June 23, 2025 | Permalink
Emily Witt on the resistance to fascistic thuggery in LA: "The public reaction to the presence of the ICE agents is often hostile. One morning, I followed a Unión del Barrio alert to an Army Reserve center in the city of Bell, which, that morning, immigration agents were using as a staging area.
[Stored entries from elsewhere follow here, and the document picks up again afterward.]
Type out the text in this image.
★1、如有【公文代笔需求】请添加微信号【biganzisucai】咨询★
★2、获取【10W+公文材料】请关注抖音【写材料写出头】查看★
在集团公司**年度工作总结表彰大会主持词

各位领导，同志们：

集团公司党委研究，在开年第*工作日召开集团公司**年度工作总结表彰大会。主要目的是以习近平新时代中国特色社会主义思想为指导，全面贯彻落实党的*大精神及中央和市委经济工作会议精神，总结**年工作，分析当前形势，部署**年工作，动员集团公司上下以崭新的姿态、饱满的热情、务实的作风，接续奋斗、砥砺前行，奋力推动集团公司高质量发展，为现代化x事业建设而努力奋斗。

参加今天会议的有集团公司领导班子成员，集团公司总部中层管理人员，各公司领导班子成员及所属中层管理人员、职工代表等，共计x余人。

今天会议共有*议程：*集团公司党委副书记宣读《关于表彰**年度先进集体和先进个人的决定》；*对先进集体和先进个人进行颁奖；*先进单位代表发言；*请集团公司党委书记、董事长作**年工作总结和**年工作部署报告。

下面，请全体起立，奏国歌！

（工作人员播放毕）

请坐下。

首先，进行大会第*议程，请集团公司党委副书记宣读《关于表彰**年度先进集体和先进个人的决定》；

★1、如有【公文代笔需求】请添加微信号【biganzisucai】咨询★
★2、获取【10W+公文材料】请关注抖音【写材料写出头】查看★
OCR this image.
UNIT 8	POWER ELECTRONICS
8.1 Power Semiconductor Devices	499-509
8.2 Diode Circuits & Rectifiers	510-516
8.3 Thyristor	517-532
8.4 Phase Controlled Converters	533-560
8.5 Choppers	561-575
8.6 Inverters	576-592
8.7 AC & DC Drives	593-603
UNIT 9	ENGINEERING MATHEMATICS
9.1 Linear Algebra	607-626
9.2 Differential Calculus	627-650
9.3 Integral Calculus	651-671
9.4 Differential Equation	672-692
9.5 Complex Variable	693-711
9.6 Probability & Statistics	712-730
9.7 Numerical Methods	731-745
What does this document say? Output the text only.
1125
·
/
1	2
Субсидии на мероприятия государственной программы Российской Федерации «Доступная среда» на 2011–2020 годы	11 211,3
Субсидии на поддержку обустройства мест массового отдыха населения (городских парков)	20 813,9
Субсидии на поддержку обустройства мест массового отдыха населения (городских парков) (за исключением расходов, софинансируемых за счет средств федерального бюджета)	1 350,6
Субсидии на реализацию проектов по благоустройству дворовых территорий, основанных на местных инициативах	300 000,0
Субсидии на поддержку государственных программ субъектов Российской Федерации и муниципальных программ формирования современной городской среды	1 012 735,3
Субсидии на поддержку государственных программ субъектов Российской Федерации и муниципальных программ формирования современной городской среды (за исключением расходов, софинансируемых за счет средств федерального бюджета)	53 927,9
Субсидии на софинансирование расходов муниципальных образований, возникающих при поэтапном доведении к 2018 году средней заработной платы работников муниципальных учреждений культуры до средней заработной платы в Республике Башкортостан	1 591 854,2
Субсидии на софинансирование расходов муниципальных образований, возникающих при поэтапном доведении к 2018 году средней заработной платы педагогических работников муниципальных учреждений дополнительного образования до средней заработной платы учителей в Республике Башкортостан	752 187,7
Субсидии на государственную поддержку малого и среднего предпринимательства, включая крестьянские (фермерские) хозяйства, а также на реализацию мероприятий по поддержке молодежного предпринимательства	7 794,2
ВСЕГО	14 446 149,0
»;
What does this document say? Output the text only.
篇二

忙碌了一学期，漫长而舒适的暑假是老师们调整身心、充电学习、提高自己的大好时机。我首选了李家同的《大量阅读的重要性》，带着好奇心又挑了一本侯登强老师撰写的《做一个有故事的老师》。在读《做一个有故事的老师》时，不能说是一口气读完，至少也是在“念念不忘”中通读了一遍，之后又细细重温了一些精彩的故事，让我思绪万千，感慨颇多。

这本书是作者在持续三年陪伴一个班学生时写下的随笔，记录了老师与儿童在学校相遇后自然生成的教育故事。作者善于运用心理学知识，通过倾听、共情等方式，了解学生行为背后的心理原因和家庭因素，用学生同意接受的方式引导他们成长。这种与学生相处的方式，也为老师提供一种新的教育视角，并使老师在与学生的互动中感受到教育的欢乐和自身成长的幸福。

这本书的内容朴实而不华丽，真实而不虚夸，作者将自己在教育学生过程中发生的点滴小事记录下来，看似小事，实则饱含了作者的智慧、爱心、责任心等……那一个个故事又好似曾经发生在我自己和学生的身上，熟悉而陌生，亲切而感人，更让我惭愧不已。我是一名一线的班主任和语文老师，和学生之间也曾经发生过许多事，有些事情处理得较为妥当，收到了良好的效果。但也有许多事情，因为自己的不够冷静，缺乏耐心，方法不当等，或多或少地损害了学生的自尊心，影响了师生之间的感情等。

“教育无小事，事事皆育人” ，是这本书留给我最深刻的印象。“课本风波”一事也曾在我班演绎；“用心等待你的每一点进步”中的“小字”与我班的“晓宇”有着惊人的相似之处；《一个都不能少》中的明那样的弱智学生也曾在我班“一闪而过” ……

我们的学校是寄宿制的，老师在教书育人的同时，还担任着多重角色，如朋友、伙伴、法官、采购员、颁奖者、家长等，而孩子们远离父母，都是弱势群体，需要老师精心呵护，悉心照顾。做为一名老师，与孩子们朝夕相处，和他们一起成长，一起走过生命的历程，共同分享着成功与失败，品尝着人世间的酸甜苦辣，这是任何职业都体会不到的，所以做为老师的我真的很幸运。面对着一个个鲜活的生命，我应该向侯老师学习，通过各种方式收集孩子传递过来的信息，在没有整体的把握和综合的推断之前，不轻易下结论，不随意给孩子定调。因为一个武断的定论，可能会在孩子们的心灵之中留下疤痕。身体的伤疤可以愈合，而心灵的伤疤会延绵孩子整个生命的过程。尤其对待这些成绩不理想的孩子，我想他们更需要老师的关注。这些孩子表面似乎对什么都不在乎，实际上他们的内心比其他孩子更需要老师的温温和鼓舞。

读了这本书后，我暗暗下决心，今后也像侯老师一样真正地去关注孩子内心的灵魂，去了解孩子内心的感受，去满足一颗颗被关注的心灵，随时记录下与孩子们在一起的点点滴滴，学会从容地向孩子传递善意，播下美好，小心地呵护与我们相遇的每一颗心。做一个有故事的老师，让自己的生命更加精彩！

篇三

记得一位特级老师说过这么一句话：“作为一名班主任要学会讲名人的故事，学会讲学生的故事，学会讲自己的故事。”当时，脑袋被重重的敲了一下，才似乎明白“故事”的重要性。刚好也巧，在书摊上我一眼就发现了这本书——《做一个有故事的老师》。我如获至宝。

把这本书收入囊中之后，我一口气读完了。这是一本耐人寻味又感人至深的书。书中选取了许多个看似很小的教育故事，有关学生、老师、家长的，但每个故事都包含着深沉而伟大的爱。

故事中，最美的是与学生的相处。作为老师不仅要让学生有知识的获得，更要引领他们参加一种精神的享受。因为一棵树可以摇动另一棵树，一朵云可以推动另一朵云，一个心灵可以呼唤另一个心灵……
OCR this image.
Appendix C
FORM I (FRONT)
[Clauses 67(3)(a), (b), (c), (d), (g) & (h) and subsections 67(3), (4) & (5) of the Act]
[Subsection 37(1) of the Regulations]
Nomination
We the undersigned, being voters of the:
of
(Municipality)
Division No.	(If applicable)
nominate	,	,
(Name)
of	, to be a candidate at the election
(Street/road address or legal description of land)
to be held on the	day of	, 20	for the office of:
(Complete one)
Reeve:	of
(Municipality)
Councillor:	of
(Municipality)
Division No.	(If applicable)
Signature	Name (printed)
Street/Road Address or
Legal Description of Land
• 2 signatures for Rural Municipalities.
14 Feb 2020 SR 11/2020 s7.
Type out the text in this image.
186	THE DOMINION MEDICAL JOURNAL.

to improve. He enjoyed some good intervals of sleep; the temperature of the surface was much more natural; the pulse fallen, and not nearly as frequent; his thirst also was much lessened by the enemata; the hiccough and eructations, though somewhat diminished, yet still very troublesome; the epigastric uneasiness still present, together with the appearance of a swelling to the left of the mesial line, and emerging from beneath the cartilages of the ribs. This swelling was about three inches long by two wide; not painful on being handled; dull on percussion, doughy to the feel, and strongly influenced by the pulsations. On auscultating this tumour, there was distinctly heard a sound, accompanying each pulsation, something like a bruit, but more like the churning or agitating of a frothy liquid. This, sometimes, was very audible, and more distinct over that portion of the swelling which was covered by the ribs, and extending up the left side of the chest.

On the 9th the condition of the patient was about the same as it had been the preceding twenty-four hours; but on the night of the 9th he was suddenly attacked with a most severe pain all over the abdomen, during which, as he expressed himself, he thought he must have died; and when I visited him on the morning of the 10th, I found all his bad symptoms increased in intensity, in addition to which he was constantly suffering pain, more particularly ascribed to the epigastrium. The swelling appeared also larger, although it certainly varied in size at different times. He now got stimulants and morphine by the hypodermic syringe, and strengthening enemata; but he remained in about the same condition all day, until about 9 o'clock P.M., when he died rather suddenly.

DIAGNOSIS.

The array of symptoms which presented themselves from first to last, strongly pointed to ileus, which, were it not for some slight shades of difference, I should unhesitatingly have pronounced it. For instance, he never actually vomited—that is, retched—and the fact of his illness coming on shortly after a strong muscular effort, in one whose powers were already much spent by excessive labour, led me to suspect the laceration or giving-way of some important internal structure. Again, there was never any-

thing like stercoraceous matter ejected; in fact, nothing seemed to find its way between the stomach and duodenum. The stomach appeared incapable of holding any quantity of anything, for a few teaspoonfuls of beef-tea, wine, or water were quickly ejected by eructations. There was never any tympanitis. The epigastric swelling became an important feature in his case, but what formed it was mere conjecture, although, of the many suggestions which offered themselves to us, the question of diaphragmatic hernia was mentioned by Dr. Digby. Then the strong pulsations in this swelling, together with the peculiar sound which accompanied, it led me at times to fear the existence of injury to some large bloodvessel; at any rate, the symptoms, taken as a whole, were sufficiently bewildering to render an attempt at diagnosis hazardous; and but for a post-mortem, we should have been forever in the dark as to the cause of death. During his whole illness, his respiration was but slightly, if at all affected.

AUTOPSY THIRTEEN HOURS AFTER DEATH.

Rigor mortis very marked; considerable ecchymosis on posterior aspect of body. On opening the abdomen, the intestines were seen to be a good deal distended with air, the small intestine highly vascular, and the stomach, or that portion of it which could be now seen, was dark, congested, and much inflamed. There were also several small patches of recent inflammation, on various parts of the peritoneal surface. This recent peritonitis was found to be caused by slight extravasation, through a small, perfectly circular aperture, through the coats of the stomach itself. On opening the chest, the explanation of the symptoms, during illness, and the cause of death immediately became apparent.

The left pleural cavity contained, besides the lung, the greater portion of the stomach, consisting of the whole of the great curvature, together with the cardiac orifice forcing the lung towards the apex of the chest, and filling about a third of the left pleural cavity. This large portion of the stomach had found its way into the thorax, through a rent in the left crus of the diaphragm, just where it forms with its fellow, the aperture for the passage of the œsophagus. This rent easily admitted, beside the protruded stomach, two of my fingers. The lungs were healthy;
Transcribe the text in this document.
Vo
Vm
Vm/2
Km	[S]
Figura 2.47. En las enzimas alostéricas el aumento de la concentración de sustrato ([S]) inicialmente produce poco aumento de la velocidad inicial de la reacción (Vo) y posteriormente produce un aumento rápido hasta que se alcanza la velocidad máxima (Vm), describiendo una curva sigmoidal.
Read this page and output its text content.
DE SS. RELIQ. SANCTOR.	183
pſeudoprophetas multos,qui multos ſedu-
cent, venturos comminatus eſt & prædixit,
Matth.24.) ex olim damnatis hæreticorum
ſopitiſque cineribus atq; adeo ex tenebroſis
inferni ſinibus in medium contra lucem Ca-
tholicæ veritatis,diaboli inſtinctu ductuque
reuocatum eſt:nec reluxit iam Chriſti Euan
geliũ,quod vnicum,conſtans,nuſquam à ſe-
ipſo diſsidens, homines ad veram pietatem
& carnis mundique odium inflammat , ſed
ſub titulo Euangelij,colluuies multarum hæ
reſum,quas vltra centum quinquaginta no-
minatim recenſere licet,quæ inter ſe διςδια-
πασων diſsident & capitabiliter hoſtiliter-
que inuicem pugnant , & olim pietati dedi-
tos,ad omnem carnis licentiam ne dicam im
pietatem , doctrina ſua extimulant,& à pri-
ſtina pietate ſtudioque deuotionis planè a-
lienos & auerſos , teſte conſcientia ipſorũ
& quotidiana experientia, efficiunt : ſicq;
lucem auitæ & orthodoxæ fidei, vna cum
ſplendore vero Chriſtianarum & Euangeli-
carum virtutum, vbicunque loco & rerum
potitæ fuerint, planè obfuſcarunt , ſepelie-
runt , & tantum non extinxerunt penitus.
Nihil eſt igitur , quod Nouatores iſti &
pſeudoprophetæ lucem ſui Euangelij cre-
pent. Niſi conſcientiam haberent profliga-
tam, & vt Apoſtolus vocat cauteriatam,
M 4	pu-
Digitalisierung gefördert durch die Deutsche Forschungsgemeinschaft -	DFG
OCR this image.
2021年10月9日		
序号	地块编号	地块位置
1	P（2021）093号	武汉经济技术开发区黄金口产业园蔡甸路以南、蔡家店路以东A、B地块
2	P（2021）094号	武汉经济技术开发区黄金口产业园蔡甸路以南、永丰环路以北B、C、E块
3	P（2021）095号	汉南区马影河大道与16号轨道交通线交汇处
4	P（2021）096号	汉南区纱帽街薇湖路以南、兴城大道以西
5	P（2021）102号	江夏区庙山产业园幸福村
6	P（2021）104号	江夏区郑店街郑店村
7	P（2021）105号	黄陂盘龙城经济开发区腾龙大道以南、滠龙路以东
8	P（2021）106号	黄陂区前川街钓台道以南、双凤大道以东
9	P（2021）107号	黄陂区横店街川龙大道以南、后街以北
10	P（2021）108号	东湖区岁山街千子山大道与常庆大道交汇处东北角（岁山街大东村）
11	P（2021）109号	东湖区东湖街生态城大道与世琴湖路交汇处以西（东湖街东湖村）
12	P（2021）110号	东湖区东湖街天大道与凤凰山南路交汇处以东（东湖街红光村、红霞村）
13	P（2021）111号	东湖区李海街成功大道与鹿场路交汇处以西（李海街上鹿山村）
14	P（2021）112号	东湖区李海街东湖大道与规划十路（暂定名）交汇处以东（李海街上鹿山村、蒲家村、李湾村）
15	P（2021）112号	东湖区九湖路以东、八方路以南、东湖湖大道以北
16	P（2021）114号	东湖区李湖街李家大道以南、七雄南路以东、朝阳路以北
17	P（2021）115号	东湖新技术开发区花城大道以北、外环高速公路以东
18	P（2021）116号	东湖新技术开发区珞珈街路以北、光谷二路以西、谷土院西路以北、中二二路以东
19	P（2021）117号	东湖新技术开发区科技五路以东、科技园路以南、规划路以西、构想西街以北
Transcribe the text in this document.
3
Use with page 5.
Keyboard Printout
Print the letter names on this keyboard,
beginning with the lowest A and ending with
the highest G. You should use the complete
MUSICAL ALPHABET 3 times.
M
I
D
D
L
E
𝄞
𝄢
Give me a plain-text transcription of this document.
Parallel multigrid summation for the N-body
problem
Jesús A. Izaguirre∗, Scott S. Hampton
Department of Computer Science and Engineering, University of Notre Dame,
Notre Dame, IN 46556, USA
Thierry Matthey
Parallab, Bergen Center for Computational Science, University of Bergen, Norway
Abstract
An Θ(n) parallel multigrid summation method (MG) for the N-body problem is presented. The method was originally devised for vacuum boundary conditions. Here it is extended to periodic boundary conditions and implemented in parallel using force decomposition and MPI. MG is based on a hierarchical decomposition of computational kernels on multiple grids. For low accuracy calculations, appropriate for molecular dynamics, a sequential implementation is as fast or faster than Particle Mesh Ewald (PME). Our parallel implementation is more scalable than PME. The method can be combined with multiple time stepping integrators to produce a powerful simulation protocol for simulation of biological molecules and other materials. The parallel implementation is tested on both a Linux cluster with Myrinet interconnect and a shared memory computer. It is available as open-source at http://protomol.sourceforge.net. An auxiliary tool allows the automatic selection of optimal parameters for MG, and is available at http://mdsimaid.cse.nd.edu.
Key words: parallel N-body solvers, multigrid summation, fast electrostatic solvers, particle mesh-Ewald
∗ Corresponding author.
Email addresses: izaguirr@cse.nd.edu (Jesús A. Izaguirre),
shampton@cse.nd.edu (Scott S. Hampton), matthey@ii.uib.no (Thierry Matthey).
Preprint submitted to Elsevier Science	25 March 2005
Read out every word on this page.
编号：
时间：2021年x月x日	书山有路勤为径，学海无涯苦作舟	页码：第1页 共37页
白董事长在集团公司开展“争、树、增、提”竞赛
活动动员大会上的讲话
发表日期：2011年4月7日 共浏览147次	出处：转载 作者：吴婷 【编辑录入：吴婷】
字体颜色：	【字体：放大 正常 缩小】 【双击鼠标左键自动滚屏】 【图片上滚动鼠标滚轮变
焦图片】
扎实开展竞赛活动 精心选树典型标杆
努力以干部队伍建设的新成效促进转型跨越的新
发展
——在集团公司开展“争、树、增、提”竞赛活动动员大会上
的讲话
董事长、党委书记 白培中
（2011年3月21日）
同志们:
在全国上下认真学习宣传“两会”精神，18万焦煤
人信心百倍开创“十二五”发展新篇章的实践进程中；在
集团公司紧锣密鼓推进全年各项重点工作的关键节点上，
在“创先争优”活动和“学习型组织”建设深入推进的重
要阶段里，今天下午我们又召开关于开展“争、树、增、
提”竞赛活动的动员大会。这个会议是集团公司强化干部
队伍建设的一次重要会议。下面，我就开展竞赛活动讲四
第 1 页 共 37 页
A veritable hive of officials with covered faces was loading into a fleet of American-made vehicles with temporary license plates and dark windows, and rolling out into the city for their day of work. Outside, helpless to stop them, someone pulled up and simply leaned on his horn. Others tried to block the driveway with their cars, but the agents had another exit. One person shouted profanities. In the video of Nancy Urizar’s father, the anger of the strangers observing what was happening in the parking lot is also palpable. 'Fuck every single one of you motherfuckers,' one person says. 'Fuck every single one of you.'"
June 22, 2025 | Permalink
Joshua Kosman, in his On a Pacific Aisle newsletter, celebrates Esa-Pekka Salonen's final concerts with the San Francisco Symphony but cannot ignore the stench of incompetence that emanates from the orchestra's administrative offices: "Even after Salonen is gone, the Symphony will still be in the hands of those who drove him out. The choice of the next music director will be left to the very people who thought Salonen was dispensable; how much faith do you have in their judgment? Patrons will be asked to step up their support for an organization that will now offer them less reason to feel excited about or committed to what is happening in Davies Symphony Hall. And keep your eye on the orchestral personnel — on the vacancies that go unfilled and the high-profile departures that occur because San Francisco is no longer perceived as a good career investment. Angry? You’re goddam right I’m angry."
Salonen himself said from the stage, with typical pith: "You’ve heard what you have in this city. This amazing orchestra, this amazing chorus. So take good care of them.”
June 18, 2025 | Permalink
This was the encore the last time I heard Brendel play, in 2008. Also lingering in my mind is his Beethoven cycle at Carnegie Hall in the nineteen-nineties. "Listening to him, the mind dances," I wrote then. A remarkable musician and man.